27. What I am calling communist corporeality may be understood as an extension – but also a presupposition and implication – of the concept of the common. Communist corporeality is the embodiment of the productivity of the common, which I understand to be, at once, the ontological substratum of life and condition of possibility for a specific form of struggle. As ontological substratum, the common consists of relating to and through others. It is composed of singularities which are inseparable from their relating and exposing themselves to others. Commonality, rather than the individual or the organic community, is being. As a condition of political struggle, commonality implies its opponent – by whatever name it goes under – which seeks to capture and limit potentialities, or the relations that compose commonality, to privatize and enclose the common.
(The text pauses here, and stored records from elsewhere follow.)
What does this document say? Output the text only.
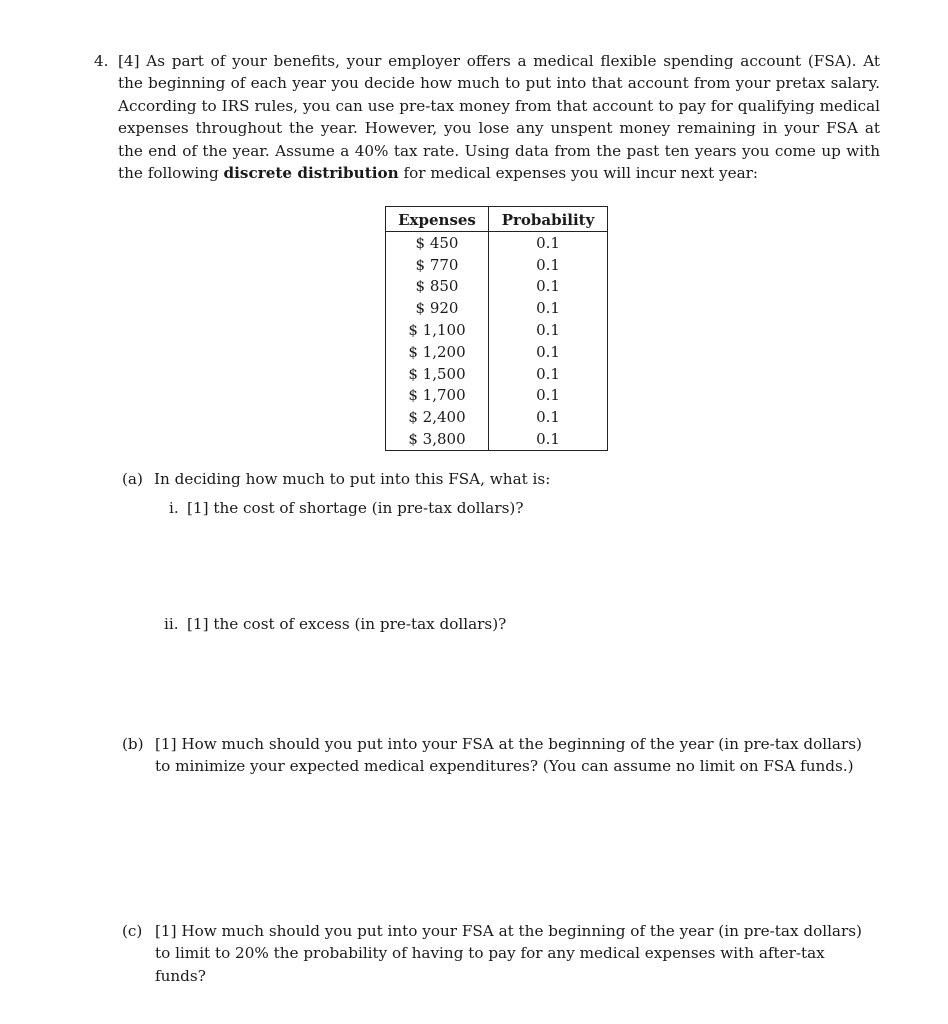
4. [4] As part of your benefits, your employer offers a medical flexible spending account (FSA). At the beginning of each year you decide how much to put into that account from your pretax salary. According to IRS rules, you can use pre-tax money from that account to pay for qualifying medical expenses throughout the year. However, you lose any unspent money remaining in your FSA at the end of the year. Assume a 40% tax rate. Using data from the past ten years you come up with the following discrete distribution for medical expenses you will incur next year:
Expenses	Probability
$ 450	0.1
$ 770	0.1
$ 850	0.1
$ 920	0.1
$ 1,100	0.1
$ 1,200	0.1
$ 1,500	0.1
$ 1,700	0.1
$ 2,400	0.1
$ 3,800	0.1
(a) In deciding how much to put into this FSA, what is:
i. [1] the cost of shortage (in pre-tax dollars)?
ii. [1] the cost of excess (in pre-tax dollars)?
(b) [1] How much should you put into your FSA at the beginning of the year (in pre-tax dollars) to minimize your expected medical expenditures? (You can assume no limit on FSA funds.)
(c) [1] How much should you put into your FSA at the beginning of the year (in pre-tax dollars) to limit to 20% the probability of having to pay for any medical expenses with after-tax funds?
The common names the antagonistic attempt to multiply the potentialities for production without the subordination of either capitalist exchange (equivalency) or any other form of political heteronomy (whether it be that of representation or dictatorship). It is a concept of collective political creativity. On the common, see Hardt and Negri 196–219; Casarino, “Surplus Common” in Casarino and Negri; Virno 35–45; and the special issue of Rethinking Marxism entitled The Common and the Forms of the Commune.

28. For an excellent analysis of this ambivalence – in terms very different from my own – see Ranciere's “Rimbaud: Voices and Bodies” in The Flesh of Words. Rancière argues that the primary tension driving Rimbaud's work is one between the commonality of exchange and socialization more generally (Rancière is especially interested in working-class culture and the commodities of the entertainment industry) and the messianic dimension of a people to come or a body of salvation.
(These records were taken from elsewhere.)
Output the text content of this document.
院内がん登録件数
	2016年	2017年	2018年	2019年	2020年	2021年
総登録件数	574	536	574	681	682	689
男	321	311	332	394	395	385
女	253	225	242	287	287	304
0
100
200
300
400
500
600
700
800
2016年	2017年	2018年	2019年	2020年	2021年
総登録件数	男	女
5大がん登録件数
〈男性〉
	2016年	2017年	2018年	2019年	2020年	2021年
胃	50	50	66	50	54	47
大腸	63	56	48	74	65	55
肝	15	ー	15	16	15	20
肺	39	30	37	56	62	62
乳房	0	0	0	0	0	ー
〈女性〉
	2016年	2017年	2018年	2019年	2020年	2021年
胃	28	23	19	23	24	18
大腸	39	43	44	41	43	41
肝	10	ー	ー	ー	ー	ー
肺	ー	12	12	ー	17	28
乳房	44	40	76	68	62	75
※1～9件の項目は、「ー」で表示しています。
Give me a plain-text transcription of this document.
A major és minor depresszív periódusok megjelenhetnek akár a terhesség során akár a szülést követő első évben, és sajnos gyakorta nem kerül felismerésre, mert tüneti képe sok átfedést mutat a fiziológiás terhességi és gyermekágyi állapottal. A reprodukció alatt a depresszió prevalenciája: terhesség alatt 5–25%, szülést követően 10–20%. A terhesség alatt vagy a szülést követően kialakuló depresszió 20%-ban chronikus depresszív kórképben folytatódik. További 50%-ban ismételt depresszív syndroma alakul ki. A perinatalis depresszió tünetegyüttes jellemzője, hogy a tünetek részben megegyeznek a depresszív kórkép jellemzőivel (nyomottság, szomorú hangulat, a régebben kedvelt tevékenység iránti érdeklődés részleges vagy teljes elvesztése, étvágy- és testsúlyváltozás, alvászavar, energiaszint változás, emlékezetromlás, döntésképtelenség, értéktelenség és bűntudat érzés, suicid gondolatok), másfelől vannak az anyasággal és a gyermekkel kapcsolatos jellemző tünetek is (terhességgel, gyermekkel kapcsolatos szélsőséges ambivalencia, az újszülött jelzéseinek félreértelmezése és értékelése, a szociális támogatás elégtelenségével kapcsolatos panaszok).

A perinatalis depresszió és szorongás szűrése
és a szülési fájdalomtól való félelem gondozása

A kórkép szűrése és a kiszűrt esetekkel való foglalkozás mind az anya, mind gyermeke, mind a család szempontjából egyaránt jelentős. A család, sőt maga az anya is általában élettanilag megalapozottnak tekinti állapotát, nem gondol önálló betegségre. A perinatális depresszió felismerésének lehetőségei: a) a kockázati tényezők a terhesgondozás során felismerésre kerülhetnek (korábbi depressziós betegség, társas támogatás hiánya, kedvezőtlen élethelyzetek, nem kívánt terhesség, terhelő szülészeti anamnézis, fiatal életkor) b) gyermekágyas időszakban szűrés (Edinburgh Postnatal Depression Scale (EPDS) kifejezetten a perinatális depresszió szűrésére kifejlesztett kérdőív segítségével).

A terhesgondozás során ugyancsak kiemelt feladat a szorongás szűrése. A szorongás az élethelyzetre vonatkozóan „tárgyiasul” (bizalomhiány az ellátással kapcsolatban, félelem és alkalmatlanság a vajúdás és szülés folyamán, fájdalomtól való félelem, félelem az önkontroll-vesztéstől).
29. See especially Marx, Capital Vol. 1, chapter 1, section 4, “The Fetishism of the Commodity and its Secret.” But see also Marx's reflection on the sensuousness of labor in Economic and Philosophic Manuscripts of 1844, especially 69–84. On the spectrality of the commodity, see especially Derrida's incisive analysis of commodity fetishism in Specters of Marx 186–209.

30. Deleuze performs this cartography of the flesh in a number of places with regards to a number of aesthetic forms, but see especially the repeatedly discussed emergence of language from the body in The Logic of Sense 181–86, 210–51, 280–335; the interference between body and painterly material in Francis Bacon: The Logic of Sensation 19–25, 124–30; and Deleuze and Guattari, A Thousand Plateaus, plateaus/sections 3–6. The entirety of Essays Literary and Clinical is also, arguably, devoted to this mapping, but see especially in this work “Literature and Life,” “Louis Wolfson; or, The Procedure,” and “Bartleby; or, The Formula.” I would also add that corporeal poetics is already being pursued by others, especially in relation to the discourse of biopolitics. See, for example, Casarino, “The Southern Answer,” as well as the special issue of Polygraph entitled Biopolitics, Narrative, Temporality.